Would it have been a far more perfect ending to cap a historic Three-Peat before walking off into the sunset with a fourth Lombardi Trophy under his arm? Absolutely. All things considered, it’s already pretty damn perfect for a third-round pick who was once suspended for an entire season at the University of Cincinnati for (God forbid) smoking marijuana.
Beyond becoming one of the best tight ends in NFL history, with regular-season numbers of 1,004 receptions for 12,151 yards and 79 total touchdowns, he’s already established a media empire, from nine-figure podcast to acting to producing to hosting a game show. He hosted SNL, and he nailed it.
At 35, he’s well beyond the normal shelf life for his position. Since 2018, he has played an extra 19 games. In the past three years, the Chiefs have played a total of 58 games.
The seasons are long. The offseasons are short. It’s a massive physical and mental commitment. The decline is coming, if it hasn’t already begun.
Lawrence Taylor once realized the young players around him seemed faster than ever. Bill Parcells told Taylor that’s because he was finally getting slower.

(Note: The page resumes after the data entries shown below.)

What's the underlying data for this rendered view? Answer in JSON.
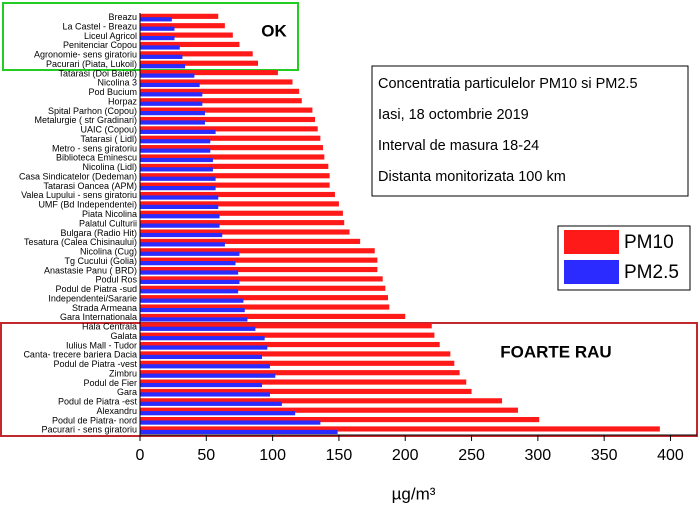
{
  "chart_data": {
    "type": "hbar",
    "categories": [
      "Breazu",
      "La Castel - Breazu",
      "Liceul Agricol",
      "Penitenciar Copou",
      "Agronomie- sens giratoriu",
      "Pacurari (Piata, Lukoil)",
      "Tatarasi (Doi Baieti)",
      "Nicolina 3",
      "Pod Bucium",
      "Horpaz",
      "Spital Parhon (Copou)",
      "Metalurgie ( str Gradinari)",
      "UAIC (Copou)",
      "Tatarasi ( Lidl)",
      "Metro - sens giratoriu",
      "Biblioteca Eminescu",
      "Nicolina (Lidl)",
      "Casa Sindicatelor (Dedeman)",
      "Tatarasi Oancea (APM)",
      "Valea Lupului - sens giratoriu",
      "UMF (Bd Independentei)",
      "Piata Nicolina",
      "Palatul Culturii",
      "Bulgara (Radio Hit)",
      "Tesatura (Calea Chisinaului)",
      "Nicolina (Cug)",
      "Tg Cucului (Golia)",
      "Anastasie Panu ( BRD)",
      "Podul Ros",
      "Podul de Piatra -sud",
      "Independentei/Sararie",
      "Strada Armeana",
      "Gara Internationala",
      "Hala Centrala",
      "Galata",
      "Iulius Mall - Tudor",
      "Canta- trecere bariera Dacia",
      "Podul de Piatra -vest",
      "Zimbru",
      "Podul de Fier",
      "Gara",
      "Podul de Piatra -est",
      "Alexandru",
      "Podul de Piatra- nord",
      "Pacurari - sens giratoriu"
    ],
    "series": [
      {
        "name": "PM10",
        "color": "#ff1a1a",
        "values": [
          59,
          64,
          70,
          75,
          85,
          89,
          104,
          115,
          120,
          122,
          130,
          132,
          134,
          136,
          138,
          139,
          142,
          143,
          143,
          147,
          150,
          153,
          154,
          158,
          166,
          177,
          179,
          179,
          183,
          185,
          187,
          188,
          200,
          220,
          222,
          226,
          234,
          237,
          241,
          246,
          250,
          273,
          285,
          301,
          392
        ]
      },
      {
        "name": "PM2.5",
        "color": "#2b2bff",
        "values": [
          24,
          26,
          26,
          30,
          32,
          34,
          41,
          45,
          47,
          47,
          49,
          49,
          57,
          53,
          53,
          55,
          55,
          57,
          57,
          59,
          59,
          60,
          60,
          62,
          64,
          75,
          72,
          74,
          75,
          74,
          78,
          79,
          81,
          87,
          94,
          96,
          92,
          98,
          102,
          92,
          98,
          107,
          117,
          136,
          149
        ]
      }
    ],
    "xlim": [
      0,
      420
    ],
    "xticks": [
      0,
      50,
      100,
      150,
      200,
      250,
      300,
      350,
      400
    ],
    "x_label": "µg/m³",
    "info_box": [
      "Concentratia particulelor PM10 si PM2.5",
      "Iasi, 18 octombrie 2019",
      "Interval de masura 18-24",
      "Distanta monitorizata 100 km"
    ],
    "annotations": [
      "OK",
      "FOARTE RAU"
    ],
    "legend": "right"
  }
}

It happens. It’s normal. For Kelce, the performances and the longevity are abnormal. And extraordinary.
No great player wants to hang around for the decline. No one wants the final chapter to undermine the rest of the book.

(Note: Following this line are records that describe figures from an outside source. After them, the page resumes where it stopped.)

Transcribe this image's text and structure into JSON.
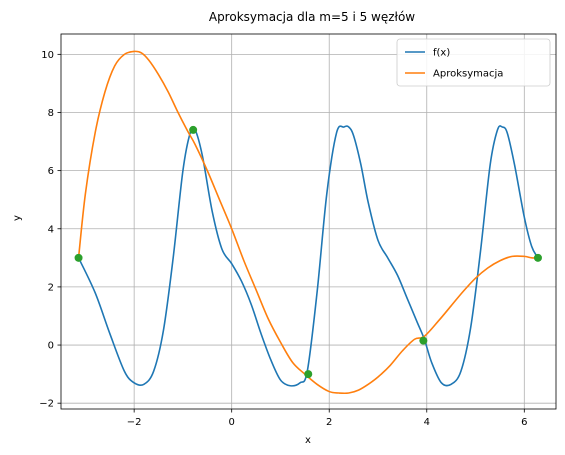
{
  "chart_data": {
    "type": "line",
    "title": "Aproksymacja dla m=5 i 5 węzłów",
    "xlabel": "x",
    "ylabel": "y",
    "xlim": [
      -3.5,
      6.65
    ],
    "ylim": [
      -2.2,
      10.7
    ],
    "xticks": [
      -2,
      0,
      2,
      4,
      6
    ],
    "yticks": [
      -2,
      0,
      2,
      4,
      6,
      8,
      10
    ],
    "xtick_labels": [
      "−2",
      "0",
      "2",
      "4",
      "6"
    ],
    "ytick_labels": [
      "−2",
      "0",
      "2",
      "4",
      "6",
      "8",
      "10"
    ],
    "grid": true,
    "legend_position": "top-right",
    "series": [
      {
        "name": "f(x)",
        "color": "#1f77b4",
        "x": [
          -3.14,
          -2.8,
          -2.5,
          -2.2,
          -2.0,
          -1.8,
          -1.6,
          -1.4,
          -1.2,
          -1.0,
          -0.85,
          -0.75,
          -0.6,
          -0.4,
          -0.2,
          0.0,
          0.2,
          0.4,
          0.6,
          0.8,
          1.0,
          1.2,
          1.4,
          1.55,
          1.75,
          1.95,
          2.15,
          2.3,
          2.4,
          2.5,
          2.65,
          2.8,
          3.0,
          3.2,
          3.4,
          3.6,
          3.8,
          3.95,
          4.1,
          4.3,
          4.5,
          4.7,
          4.9,
          5.1,
          5.3,
          5.45,
          5.55,
          5.65,
          5.8,
          6.0,
          6.15,
          6.28
        ],
        "y": [
          3.0,
          1.8,
          0.4,
          -0.9,
          -1.3,
          -1.35,
          -0.9,
          0.5,
          3.0,
          6.0,
          7.3,
          7.4,
          6.5,
          4.6,
          3.3,
          2.8,
          2.2,
          1.4,
          0.4,
          -0.5,
          -1.2,
          -1.4,
          -1.3,
          -0.9,
          1.8,
          5.2,
          7.3,
          7.5,
          7.5,
          7.2,
          6.2,
          4.9,
          3.6,
          3.0,
          2.4,
          1.6,
          0.8,
          0.2,
          -0.6,
          -1.3,
          -1.35,
          -0.9,
          0.6,
          3.2,
          6.2,
          7.4,
          7.5,
          7.3,
          6.2,
          4.4,
          3.4,
          3.0
        ]
      },
      {
        "name": "Aproksymacja",
        "color": "#ff7f0e",
        "x": [
          -3.14,
          -3.0,
          -2.8,
          -2.6,
          -2.4,
          -2.2,
          -2.0,
          -1.85,
          -1.7,
          -1.5,
          -1.3,
          -1.1,
          -0.9,
          -0.75,
          -0.5,
          -0.25,
          0.0,
          0.25,
          0.5,
          0.75,
          1.0,
          1.25,
          1.5,
          1.75,
          2.0,
          2.2,
          2.4,
          2.6,
          2.8,
          3.0,
          3.25,
          3.5,
          3.75,
          3.95,
          4.25,
          4.5,
          4.75,
          5.0,
          5.25,
          5.5,
          5.75,
          6.0,
          6.15,
          6.28
        ],
        "y": [
          3.0,
          5.2,
          7.3,
          8.7,
          9.6,
          10.0,
          10.1,
          10.05,
          9.8,
          9.3,
          8.7,
          8.0,
          7.35,
          6.9,
          6.0,
          5.0,
          4.0,
          2.9,
          1.9,
          0.9,
          0.1,
          -0.6,
          -1.0,
          -1.35,
          -1.6,
          -1.65,
          -1.65,
          -1.55,
          -1.35,
          -1.1,
          -0.7,
          -0.2,
          0.2,
          0.3,
          0.85,
          1.35,
          1.85,
          2.3,
          2.65,
          2.9,
          3.05,
          3.05,
          3.0,
          3.0
        ]
      }
    ],
    "nodes": {
      "color": "#2ca02c",
      "x": [
        -3.14,
        -0.79,
        1.57,
        3.93,
        6.28
      ],
      "y": [
        3.0,
        7.4,
        -1.0,
        0.15,
        3.0
      ]
    }
  }
}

Chuck Noll referred to a player’s post-football career as his “life’s work.” Kelce has already embarked on something special for his own life’s work, while still grinding as a player.
For now, it seems as if he’s coming to terms with it. That he’s giving himself a little time to ensure that his instincts are accurate. That he’s processing the reality that, once the helmet is off, it’s never going back on — unless and until he plays a football player in a big-budget film.

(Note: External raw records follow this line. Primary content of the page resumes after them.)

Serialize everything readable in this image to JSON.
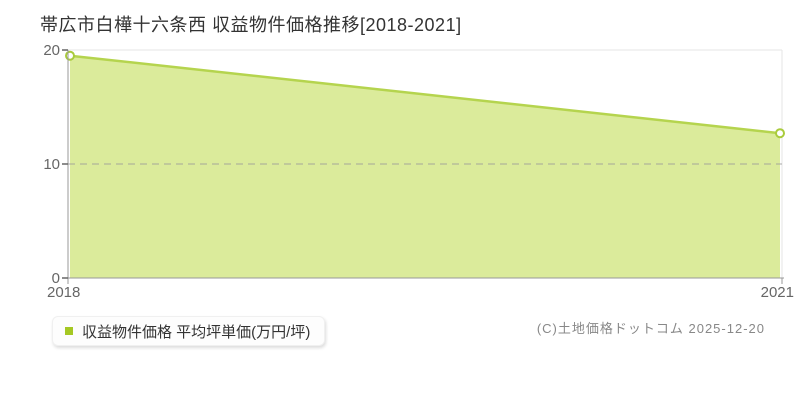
{
  "title": "帯広市白樺十六条西 収益物件価格推移[2018-2021]",
  "chart_data": {
    "type": "area",
    "x": [
      "2018",
      "2021"
    ],
    "series": [
      {
        "name": "収益物件価格 平均坪単価(万円/坪)",
        "values": [
          19.5,
          12.7
        ]
      }
    ],
    "title": "帯広市白樺十六条西 収益物件価格推移[2018-2021]",
    "xlabel": "",
    "ylabel": "平均坪単価(万円/坪)",
    "ylim": [
      0,
      20
    ],
    "yticks": [
      "20",
      "10",
      "0"
    ],
    "grid": "solid line at 20, dashed horizontal line at 10, baseline at 0",
    "legend_position": "bottom-left",
    "colors": {
      "area_fill": "#dbeb9b",
      "line": "#b5d44e",
      "marker_fill": "#ffffff",
      "marker_stroke": "#a9cb3c"
    }
  },
  "legend": {
    "label": "収益物件価格 平均坪単価(万円/坪)",
    "swatch_color": "#a5c823"
  },
  "copyright": "(C)土地価格ドットコム 2025-12-20"
}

Regardless, he seems to be leaning against giving it another go. Every player who earns the ability to leave on his own terms (and there aren’t many who do) always wonders whether he could have squeezed another season out of his God-given skills. No player wants to find out the hard way that he couldn’t.
Kelce’s comments from the New Heights podcast create the impression that he’s coming to terms with his gut feeling that it’s time. In time, it will be a surprise if he does anything other than close the book on playing, while opening the door on everything else that awaits.